Several criteria justify the use of the read across approach to fill data gaps for isomerised olefins; alpha, internal, linear and branched – multiple carbon number substances usinglinear alpha olefinsubstances. Studies indicate that changing the carbon number, the location of the double bond, or adding branching does not measurably alter effects on mammalian health endpoints. There is a consistent toxicity potency pattern for individual alpha olefins supported by a low toxicity concern for acute oral, dermal and inhalation exposure. These materials are slightly irritating to skin and slightly to non-irritating to eyes of rabbits. In repeat dose toxicity studies, hex-1-ene and tetradec-1-ene have shown comparable levels of low toxicity, with female rats exhibiting alterations in body and organ weights and changes in certain haematological values at the higher doses tested; male rats exhibiting nephropathy presumed to be associated with the alpha2u-globulin protein. Screening studies indicate that they are not neurotoxic (for hex-1-ene and tetradec-1-ene), do not produce adverse effects on reproduction or foetal development (hex-1-ene and tetradec-1-ene), and are not genotoxic (hex-1-ene, oct-1-ene, dec-1-ene, dodec-1-ene, and tetradec-1-ene). Study results for the aforementioned endpoints indicate a low hazard potential for human health. Since the addition of branching does not measurably alter the results of studies on mammalian health endpoints, there should not be any significant toxicological differences between substances in multiple carbon number isomerised olefins and linear alpha olefins.  Therefore, read across between these two categories can be justified.

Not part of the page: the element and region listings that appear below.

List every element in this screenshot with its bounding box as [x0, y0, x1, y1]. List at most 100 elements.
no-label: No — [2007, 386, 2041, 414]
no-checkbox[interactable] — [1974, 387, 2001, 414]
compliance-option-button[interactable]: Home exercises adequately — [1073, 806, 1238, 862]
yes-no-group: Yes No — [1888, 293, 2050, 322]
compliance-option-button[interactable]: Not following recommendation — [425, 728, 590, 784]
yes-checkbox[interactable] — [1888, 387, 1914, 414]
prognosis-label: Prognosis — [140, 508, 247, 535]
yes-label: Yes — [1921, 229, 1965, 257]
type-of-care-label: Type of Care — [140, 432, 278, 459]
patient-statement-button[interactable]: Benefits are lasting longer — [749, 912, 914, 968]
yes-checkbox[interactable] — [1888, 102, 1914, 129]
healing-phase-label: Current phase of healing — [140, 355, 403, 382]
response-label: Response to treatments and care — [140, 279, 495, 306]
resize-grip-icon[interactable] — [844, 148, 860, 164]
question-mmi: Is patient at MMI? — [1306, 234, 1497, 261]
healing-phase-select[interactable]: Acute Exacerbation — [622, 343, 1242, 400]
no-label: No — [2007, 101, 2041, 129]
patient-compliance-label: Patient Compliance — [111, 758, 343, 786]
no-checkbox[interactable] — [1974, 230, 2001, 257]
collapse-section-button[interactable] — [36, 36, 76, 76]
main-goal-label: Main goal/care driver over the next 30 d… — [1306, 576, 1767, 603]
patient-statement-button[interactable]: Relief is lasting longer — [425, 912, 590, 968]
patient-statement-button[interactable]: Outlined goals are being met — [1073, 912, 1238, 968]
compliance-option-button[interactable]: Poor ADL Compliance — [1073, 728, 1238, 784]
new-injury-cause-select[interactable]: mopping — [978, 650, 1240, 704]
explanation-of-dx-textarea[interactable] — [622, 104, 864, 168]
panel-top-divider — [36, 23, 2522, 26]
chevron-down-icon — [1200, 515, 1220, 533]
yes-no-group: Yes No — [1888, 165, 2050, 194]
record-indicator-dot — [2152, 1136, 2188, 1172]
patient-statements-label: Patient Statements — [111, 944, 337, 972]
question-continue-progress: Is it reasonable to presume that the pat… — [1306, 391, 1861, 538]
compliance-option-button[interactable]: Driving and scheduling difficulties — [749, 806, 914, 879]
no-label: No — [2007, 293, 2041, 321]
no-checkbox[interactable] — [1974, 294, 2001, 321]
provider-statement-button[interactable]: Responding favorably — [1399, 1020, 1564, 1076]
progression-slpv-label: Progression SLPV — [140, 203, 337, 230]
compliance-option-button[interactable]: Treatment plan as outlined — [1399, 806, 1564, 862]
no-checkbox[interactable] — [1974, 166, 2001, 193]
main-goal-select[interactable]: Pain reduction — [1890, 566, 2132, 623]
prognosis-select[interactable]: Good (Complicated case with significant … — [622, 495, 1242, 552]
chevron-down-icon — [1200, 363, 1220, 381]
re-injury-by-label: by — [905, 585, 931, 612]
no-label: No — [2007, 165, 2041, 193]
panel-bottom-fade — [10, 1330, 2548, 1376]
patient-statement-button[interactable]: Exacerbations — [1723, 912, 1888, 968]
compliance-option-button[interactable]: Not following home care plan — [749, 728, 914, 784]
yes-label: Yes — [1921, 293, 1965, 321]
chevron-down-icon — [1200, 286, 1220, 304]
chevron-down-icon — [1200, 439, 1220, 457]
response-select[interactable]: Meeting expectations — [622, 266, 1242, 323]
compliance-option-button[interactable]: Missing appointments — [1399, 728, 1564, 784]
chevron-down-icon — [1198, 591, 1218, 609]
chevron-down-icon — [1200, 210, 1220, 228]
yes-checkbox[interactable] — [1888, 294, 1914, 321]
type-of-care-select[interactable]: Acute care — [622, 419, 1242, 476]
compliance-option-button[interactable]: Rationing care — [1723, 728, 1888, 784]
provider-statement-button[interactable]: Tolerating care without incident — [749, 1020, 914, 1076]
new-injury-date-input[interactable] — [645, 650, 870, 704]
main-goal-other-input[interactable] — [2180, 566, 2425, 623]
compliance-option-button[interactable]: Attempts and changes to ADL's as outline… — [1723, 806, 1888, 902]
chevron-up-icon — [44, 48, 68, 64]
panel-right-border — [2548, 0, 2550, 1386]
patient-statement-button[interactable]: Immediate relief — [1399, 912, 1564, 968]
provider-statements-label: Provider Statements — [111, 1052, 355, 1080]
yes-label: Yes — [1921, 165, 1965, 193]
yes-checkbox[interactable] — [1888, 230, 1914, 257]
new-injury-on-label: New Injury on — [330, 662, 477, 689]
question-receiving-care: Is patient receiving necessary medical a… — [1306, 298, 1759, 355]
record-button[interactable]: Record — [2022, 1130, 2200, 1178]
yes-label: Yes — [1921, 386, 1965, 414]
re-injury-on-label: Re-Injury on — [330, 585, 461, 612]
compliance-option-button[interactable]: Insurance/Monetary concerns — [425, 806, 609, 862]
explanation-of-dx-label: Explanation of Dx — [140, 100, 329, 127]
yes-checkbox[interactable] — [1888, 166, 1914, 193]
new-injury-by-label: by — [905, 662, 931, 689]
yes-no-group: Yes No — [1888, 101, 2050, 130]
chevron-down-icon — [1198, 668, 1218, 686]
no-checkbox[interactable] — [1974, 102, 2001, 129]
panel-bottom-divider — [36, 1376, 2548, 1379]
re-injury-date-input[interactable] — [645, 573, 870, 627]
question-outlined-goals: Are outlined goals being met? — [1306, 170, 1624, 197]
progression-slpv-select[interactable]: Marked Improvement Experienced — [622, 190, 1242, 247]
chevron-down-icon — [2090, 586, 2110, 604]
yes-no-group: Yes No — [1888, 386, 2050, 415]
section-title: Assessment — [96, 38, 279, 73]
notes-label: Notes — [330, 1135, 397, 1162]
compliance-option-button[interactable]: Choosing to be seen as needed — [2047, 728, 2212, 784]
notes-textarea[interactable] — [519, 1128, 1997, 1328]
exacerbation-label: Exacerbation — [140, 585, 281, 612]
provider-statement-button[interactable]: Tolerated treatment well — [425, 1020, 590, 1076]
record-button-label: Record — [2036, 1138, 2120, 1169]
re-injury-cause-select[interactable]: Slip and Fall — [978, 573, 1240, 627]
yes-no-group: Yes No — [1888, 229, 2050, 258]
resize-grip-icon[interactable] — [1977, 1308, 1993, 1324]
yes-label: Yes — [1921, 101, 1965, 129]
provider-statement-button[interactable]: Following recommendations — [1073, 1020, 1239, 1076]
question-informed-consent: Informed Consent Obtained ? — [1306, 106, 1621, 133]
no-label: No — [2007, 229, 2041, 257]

Justification for classification or non-classification

Alkenes, C11/C13/C14 do not meet the criteria for classification as an acute oral, dermal, or inhalation toxicant under EU Dangerous Substances Directive 67/548/EEC or CLP EU Regulation 1272/2008 because the reported LD50/LC50 values for its structural analogues exceed the upper discriminating thresholds for classification as defined in the regulations.

Alkenes, C11/C13/C14 are classified as Xn; R65, harmful (May cause lung damage if swallowed) in accordance with Dangerous Substances Directive 67/548/EEC and as Category 1 for aspiration toxicity (H304: May be fatal if swallowed and enters airway) in accordance with CLP EU Regulation 1272/2008 based on read-across viscosity values from octadecene.